CERNUNNOS

As the archetypal spirit of nature, the image of Cernunnos can be found in Romano-Celtic worship sites throughout the Celtic lands. His role as an animal god and hunter was central to early Celtic religion and has been preserved in folklore and magic to the present day.
The cult of Cernunnos was especially encouraged by the Druids in their attempt to regularize the local Celtic dieties into some sort of pantheon. It was their wish to establish him as a national, rather than a local diety. The Druids had some success as he was possibly the nearest the Celts got to a universal father god within their fragmented system of worship.
He is portrayed on many Celtic artifacts and works of art as far back as they can be recovered. The Gundestrup Cauldron is probably the best known piece, containing, as it does, what has become the most widely published Celtic scene ever, a depiction of Cernunnos sitting cross-legged in the company of a stag and a boar, holding a torc in his right hand and a snake in his left. Cernunnos was invoked in many Celtic ceremonies and he appeared in many guises. He was the randy goat representing the fertility rites of Beltaine, a festival held on the first of May, which marked the beginning of the Celtic summer. He was also the master of the hunt who came to full power in late summer and early autumn. As the guardian of the gates to the Otherworld Cernunnos became associated with wealth and prosperity, although his earlier function had been of a nature diety holding sway over the woodlands, and animals, as well as the active forces of life and death, regeneration and male fertility.

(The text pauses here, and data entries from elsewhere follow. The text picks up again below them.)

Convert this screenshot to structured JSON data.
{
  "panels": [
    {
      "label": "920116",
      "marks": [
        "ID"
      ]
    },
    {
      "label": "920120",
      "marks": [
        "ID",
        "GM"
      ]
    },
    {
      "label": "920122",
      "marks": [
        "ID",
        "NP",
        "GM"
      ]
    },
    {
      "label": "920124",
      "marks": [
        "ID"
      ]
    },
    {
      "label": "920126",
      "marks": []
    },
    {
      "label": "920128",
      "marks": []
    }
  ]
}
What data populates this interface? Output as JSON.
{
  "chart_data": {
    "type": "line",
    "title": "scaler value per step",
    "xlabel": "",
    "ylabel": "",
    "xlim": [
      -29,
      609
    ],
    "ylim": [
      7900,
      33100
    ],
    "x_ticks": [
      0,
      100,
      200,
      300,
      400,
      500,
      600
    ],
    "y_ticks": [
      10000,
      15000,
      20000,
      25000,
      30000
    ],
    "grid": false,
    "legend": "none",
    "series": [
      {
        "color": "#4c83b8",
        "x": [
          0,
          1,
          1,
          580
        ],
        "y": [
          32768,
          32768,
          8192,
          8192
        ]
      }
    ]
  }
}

Cernunnos was of such importance to the Celts that the Christian church made him a special target of abuse, taking his image to be that of the Devil, deo falsus or “false god”. This was not a judgment on his attributes, but rather a device for frightening the European populace away from the Old Religion.
His status as a fertility god is of much later origin, he has much less to do with sexuality than popular wisdom would suggest. He is the god of hunting, culling and taking, so that through selection and sacrifice, he is able to utilize the powers of fertility, regeneration and growth to purify and strengthen the animal kingdom.

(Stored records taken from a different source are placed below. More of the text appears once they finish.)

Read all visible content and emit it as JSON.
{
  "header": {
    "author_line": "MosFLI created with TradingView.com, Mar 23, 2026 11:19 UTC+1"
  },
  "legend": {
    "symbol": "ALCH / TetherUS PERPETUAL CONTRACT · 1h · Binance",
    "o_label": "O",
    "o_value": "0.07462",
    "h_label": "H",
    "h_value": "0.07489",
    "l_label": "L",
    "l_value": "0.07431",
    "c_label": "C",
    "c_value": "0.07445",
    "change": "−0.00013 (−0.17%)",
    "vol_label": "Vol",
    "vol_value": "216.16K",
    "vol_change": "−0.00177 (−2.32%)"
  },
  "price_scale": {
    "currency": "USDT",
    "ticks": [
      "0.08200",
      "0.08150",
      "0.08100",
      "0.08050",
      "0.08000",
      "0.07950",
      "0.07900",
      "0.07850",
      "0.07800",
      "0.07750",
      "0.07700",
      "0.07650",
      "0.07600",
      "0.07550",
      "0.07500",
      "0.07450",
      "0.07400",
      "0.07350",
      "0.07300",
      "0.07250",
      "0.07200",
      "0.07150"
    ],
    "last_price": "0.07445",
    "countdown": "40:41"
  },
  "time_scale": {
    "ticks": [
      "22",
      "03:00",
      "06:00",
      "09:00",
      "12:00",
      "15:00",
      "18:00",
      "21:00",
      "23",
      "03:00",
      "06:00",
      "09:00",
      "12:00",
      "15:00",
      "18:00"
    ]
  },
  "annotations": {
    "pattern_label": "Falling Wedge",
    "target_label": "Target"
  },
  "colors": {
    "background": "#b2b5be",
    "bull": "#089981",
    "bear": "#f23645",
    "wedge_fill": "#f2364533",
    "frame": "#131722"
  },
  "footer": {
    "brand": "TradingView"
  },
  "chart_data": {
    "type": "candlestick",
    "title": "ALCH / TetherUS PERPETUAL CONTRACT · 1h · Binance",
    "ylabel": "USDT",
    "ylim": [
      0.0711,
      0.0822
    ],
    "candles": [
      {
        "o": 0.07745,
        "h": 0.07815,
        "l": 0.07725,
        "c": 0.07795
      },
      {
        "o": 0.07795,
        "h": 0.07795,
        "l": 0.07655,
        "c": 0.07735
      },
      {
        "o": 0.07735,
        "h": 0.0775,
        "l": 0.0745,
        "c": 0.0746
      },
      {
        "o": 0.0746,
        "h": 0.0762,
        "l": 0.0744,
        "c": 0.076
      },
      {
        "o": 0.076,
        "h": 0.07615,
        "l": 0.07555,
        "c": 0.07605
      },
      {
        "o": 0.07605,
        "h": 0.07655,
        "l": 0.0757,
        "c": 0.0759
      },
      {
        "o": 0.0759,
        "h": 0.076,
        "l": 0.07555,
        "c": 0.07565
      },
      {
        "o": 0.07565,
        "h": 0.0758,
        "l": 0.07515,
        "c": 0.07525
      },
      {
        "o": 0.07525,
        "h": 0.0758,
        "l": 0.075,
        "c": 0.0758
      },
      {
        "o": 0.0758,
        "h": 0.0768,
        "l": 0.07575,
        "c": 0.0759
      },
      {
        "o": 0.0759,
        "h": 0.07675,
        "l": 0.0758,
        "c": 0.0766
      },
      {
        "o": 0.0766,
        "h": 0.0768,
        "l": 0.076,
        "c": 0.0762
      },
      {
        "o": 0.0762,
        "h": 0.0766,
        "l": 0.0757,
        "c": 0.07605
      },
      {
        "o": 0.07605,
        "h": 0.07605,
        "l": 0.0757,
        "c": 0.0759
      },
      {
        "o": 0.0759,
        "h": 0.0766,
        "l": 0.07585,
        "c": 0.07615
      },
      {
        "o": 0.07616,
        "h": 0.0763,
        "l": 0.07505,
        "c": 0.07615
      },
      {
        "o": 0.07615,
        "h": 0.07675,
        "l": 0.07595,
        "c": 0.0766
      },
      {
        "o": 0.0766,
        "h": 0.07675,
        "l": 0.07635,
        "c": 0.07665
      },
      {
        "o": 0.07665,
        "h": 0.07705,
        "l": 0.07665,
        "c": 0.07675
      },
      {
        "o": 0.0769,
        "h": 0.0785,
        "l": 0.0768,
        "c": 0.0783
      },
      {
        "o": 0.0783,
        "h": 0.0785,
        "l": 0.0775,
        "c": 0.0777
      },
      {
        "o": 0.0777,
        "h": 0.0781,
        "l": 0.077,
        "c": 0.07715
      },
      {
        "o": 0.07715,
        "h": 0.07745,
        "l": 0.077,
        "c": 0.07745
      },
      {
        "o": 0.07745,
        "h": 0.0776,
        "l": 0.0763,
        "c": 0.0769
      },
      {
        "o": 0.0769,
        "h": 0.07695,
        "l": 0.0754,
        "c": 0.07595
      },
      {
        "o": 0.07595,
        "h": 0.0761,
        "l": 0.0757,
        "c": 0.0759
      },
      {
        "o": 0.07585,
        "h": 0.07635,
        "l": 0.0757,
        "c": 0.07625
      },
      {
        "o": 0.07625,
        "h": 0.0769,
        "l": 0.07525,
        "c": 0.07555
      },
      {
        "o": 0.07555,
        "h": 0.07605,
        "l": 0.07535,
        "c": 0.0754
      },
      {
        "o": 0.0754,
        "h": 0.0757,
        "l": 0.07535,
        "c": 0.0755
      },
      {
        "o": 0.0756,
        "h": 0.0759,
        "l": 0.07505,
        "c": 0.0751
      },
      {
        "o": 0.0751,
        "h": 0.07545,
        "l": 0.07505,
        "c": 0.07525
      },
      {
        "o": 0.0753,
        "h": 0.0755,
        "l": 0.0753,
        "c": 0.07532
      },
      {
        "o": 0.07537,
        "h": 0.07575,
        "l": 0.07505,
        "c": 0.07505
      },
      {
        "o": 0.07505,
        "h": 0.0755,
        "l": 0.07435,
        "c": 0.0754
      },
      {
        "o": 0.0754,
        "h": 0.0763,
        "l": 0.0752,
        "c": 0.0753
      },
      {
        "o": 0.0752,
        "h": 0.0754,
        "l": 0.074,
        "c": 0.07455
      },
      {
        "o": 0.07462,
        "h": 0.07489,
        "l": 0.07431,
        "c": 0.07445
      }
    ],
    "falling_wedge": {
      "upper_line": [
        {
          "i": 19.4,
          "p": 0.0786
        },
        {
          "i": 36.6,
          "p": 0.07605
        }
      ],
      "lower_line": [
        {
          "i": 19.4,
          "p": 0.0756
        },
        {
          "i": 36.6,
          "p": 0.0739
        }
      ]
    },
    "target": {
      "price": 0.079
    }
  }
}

Stories of Cernunnos are sketchy and come largely from oral sources. Both his image and his name survive in present-day Britain. The former in many rituals and folk dances performed around the countryside, particularly the Abbots Bromley horn dance, and the latter in place names such as Cerne Abbas in Devon, and the legend of Herne the Hunter, a fabled antlered entity said to roam the Forest of Windsor.